Quand l’irrévérencieux et iconoclaste Danny Boyle met en boîte une histoire du scénariste de Love Actually ça donne Yesterday : une comédie romantique des plus conventionnelles qui rattrape le coup grâce à la maîtrise de son réalisateur, mais qui offre un film tout de même très gentillet.
Le tout évidemment saupoudré des Beatles. Parce qu’à la base le film devait effectivement parler de Jack Malik, artiste musical en galère de succès, se réveillant du jour au lendemain dans un monde où les Beatles n’ont jamais existé. Un arrière goût de notre Jean-Philippe national me direz-vous ? Et bien plutôt son inverse en réalité. Car là il n’est pas question de faire percer les-dits chanteurs, mais d’utiliser leurs créations à son propre compte pour récolter le succès. Un point de départ des plus prometteurs qui peut permettre à tout créateur de questionner la transmission artistique, le plagiat créatif, la valeur d’une création : vient-elle de l’oeuvre en elle même ou plus de son artiste ?
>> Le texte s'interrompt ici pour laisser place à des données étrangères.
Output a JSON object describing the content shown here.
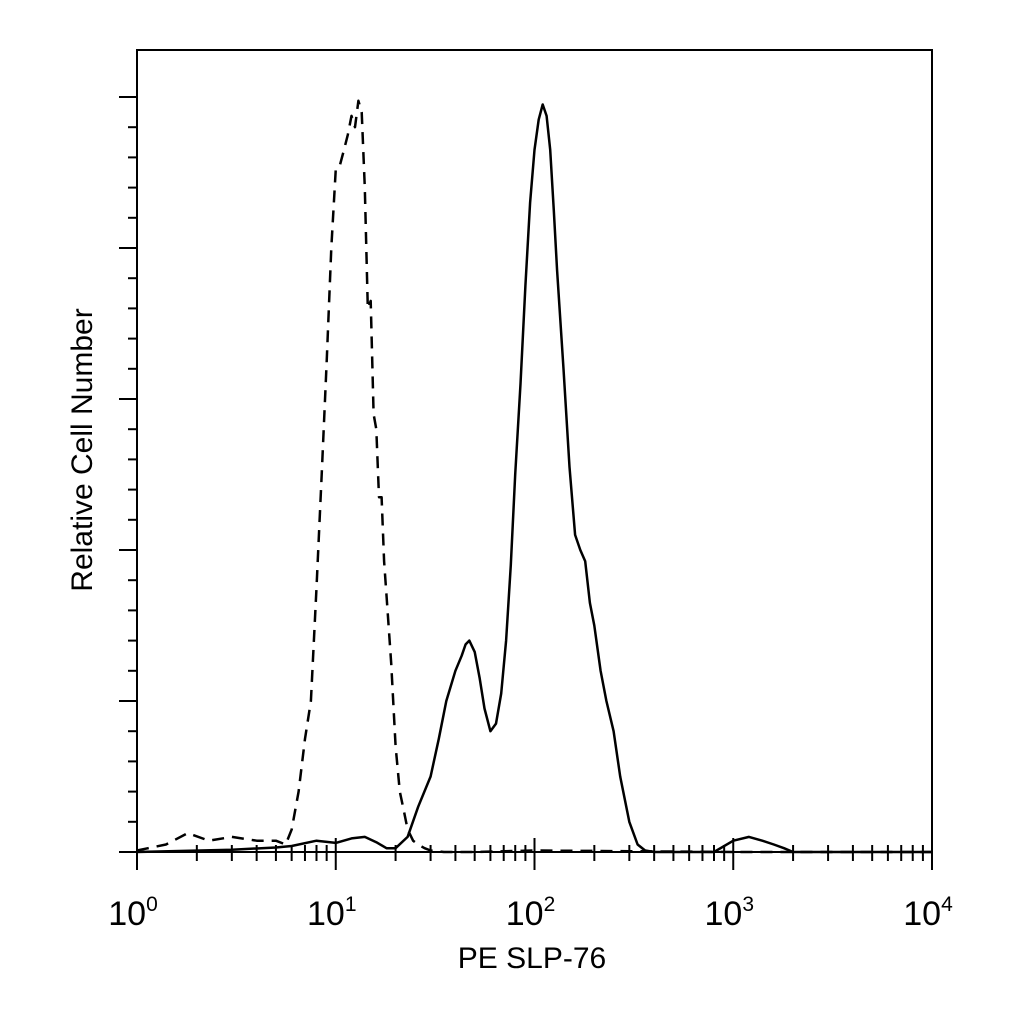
{
  "chart_data": {
    "type": "line",
    "title": "",
    "xlabel": "PE SLP-76",
    "ylabel": "Relative Cell Number",
    "x_scale": "log",
    "xlim": [
      1,
      10000
    ],
    "ylim": [
      0,
      100
    ],
    "x_tick_labels": [
      {
        "base": "10",
        "exp": "0"
      },
      {
        "base": "10",
        "exp": "1"
      },
      {
        "base": "10",
        "exp": "2"
      },
      {
        "base": "10",
        "exp": "3"
      },
      {
        "base": "10",
        "exp": "4"
      }
    ],
    "y_major_ticks": [
      0,
      20,
      40,
      60,
      80,
      100
    ],
    "grid": false,
    "legend": "none",
    "series": [
      {
        "style": "dashed",
        "color": "#000000",
        "x": [
          1.0,
          1.4,
          1.8,
          2.3,
          3.0,
          4.0,
          5.0,
          5.6,
          6.0,
          6.5,
          7.0,
          7.5,
          8.0,
          8.5,
          9.0,
          9.5,
          10.0,
          10.5,
          11.0,
          11.5,
          12.0,
          12.5,
          13.0,
          13.5,
          14.0,
          14.5,
          15.0,
          15.5,
          16.0,
          16.5,
          17.0,
          17.5,
          18.0,
          19.0,
          20.0,
          21.0,
          22.0,
          23.0,
          24.5,
          26.0,
          28.0,
          30.0,
          35.0,
          50.0,
          100.0,
          300.0,
          1000.0,
          10000.0
        ],
        "y": [
          0.2,
          1.0,
          2.5,
          1.5,
          2.0,
          1.5,
          1.5,
          1.0,
          3.0,
          8.0,
          15.0,
          20.0,
          35.0,
          50.0,
          65.0,
          80.0,
          90.5,
          91.0,
          93.0,
          95.0,
          97.5,
          96.0,
          99.5,
          98.0,
          88.0,
          72.0,
          73.0,
          58.0,
          56.0,
          47.0,
          47.0,
          38.5,
          34.0,
          25.0,
          14.0,
          8.0,
          5.5,
          3.0,
          1.5,
          1.0,
          0.5,
          0.2,
          0.0,
          0.0,
          0.2,
          0.1,
          0.0,
          0.0
        ]
      },
      {
        "style": "solid",
        "color": "#000000",
        "x": [
          1.0,
          3.0,
          5.0,
          6.0,
          8.0,
          10.0,
          12.0,
          14.0,
          16.0,
          18.0,
          20.0,
          23.0,
          26.0,
          30.0,
          33.0,
          36.0,
          40.0,
          43.0,
          45.0,
          47.0,
          50.0,
          53.0,
          56.0,
          60.0,
          64.0,
          68.0,
          72.0,
          76.0,
          80.0,
          85.0,
          90.0,
          95.0,
          100.0,
          105.0,
          110.0,
          115.0,
          120.0,
          125.0,
          130.0,
          140.0,
          150.0,
          160.0,
          170.0,
          180.0,
          190.0,
          200.0,
          215.0,
          230.0,
          250.0,
          270.0,
          300.0,
          330.0,
          360.0,
          400.0,
          500.0,
          800.0,
          1000.0,
          1200.0,
          1400.0,
          1600.0,
          1800.0,
          2000.0,
          10000.0
        ],
        "y": [
          0.0,
          0.3,
          0.6,
          0.8,
          1.5,
          1.2,
          1.8,
          2.0,
          1.3,
          0.5,
          0.5,
          2.0,
          6.0,
          10.0,
          15.0,
          20.0,
          24.0,
          26.0,
          27.5,
          28.0,
          26.5,
          23.0,
          19.0,
          16.0,
          17.0,
          21.0,
          28.0,
          38.0,
          50.0,
          62.0,
          75.0,
          86.0,
          93.0,
          97.0,
          99.0,
          97.5,
          93.0,
          85.0,
          77.0,
          64.0,
          51.0,
          42.0,
          40.0,
          38.5,
          33.0,
          30.0,
          24.0,
          20.0,
          16.0,
          10.0,
          4.0,
          1.0,
          0.2,
          0.0,
          0.0,
          0.0,
          1.5,
          2.0,
          1.5,
          1.0,
          0.5,
          0.0,
          0.0
        ]
      }
    ]
  }
}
Plein de thématiques qui sont malheureusement laissées en surface au profit d’une intrigue amoureuse conventionnelle dans laquelle le héros devra refuser son succès pour vivre son amour. Un point du scénario qui devient beaucoup trop centrale pour ce qu’il raconte et qui se greffe maladroitement au pitch de base, en devenant même incohérent : Lily James demande au héro de choisir entre elle ou son succès, sans qu’elle ne sache que ses chansons ne sont pas de lui alors que jusque là elle le poussait à percer. Le scénariste Richard Curtis essaie de gauchement tisser avec des grosses ficelles une morale niaise et manichéenne où pour être heureux il faut refuser la célébrité. Malgré que cette dernière ne soit pas méritée, il y aurait fallu confronter le personnage à son dilemme éthique, plutôt que de travestir cela en but amoureux comme accomplissement du héros. Le tout finissant dans un happy end un peu capillotracté où l’ami qui était en couple avec la protagoniste accepte sans broncher, ni tristesse que celle-ci préfère le héros.
Danny, c’est toi ?
Tout n’est pourtant pas à jeter, loin de là, dans la plume de l’auteur de Quatre mariage et un enterrement; auteur qui rappelons le à plus ou moins redéfinit les codes du genre de la rom-com à lui tout seul. On se surprend alors vraiment à rire à certains dialogues finement écrits, ayant la petite touche d’humour british des plus reconnaissables. Et lorsque qu’il embrasse réellement la thématique de la transmission artistique, avec ces deux autres fans se rappelant des Beatles, il esquive intelligemment l’écueil de crier au plagiat et offre un propos beaucoup plus nuancé : si la reprise est le moyen de faire vivre une oeuvre, elle en devient donc nécessaire. Une conclusion qui n’est pas si étonnante quand on sait que Curtis idéalisait les radios pirates dans son magnifique Good Morning England. Mais pourquoi ne parlons-nous que du scénariste alors que c’est un film de Danny Boyle ?
Et bien là est tout le paradoxe de l’oeuvre. Elle a beau être réalisé par le visionnaire de Trainspotting, on est définitivement devant une création de Richard Curtis dont on se demande pourquoi il n’a pas osé prendre la caméra. Bien évidemment, avec une personnalité marquée comme Boyle à la barre, on retrouve des réminiscences éparses de son style qui ponctuent les meilleurs scènes. Mais que ce soit autant dans son fond que dans sa forme, on se retrouve bien loin des expérimentations (et claques) filmiques qui marquent l’entièreté de sa filmographie. C’est cependant bien la maîtrise de l’art cinématographique et de la narration du réalisateur confirmé qu’il est, qui parvient à élever cette histoire un chouilla niaise et clichée, en un récit des plus divertissants.
Son flegme à gérer le montage, le rythme et à faire ressortir le meilleur de ses acteurs, qui sont par ailleurs excellents avec en tête un Himesh Patel qui sort agréablement des figures standards, impulse une énergie communicatrice qui donne un joli feel good movie. Et tout naturellement, les notes des Beatles participent à la création de ce cocon de bonnes vibes qui égayent le spectateur et fera vibrer tout fan du groupe. D’un autre côté, faire un film autour de la discographie de ce groupe culte, est un bon moyen de se mettre une partie du public dans la poche.
Yesterday est un film qui manque finalement d’originalité et n’effleure que la surface de son potentiel au détriment d’une romance convenue, avec à la caméra un réalisateur plus effacé que d’habitude malgré quelques fulgurances. Il maîtrise cependant assez la cinématographie pour offrir un film des plus divertissants et qui ne fait de mal à personne.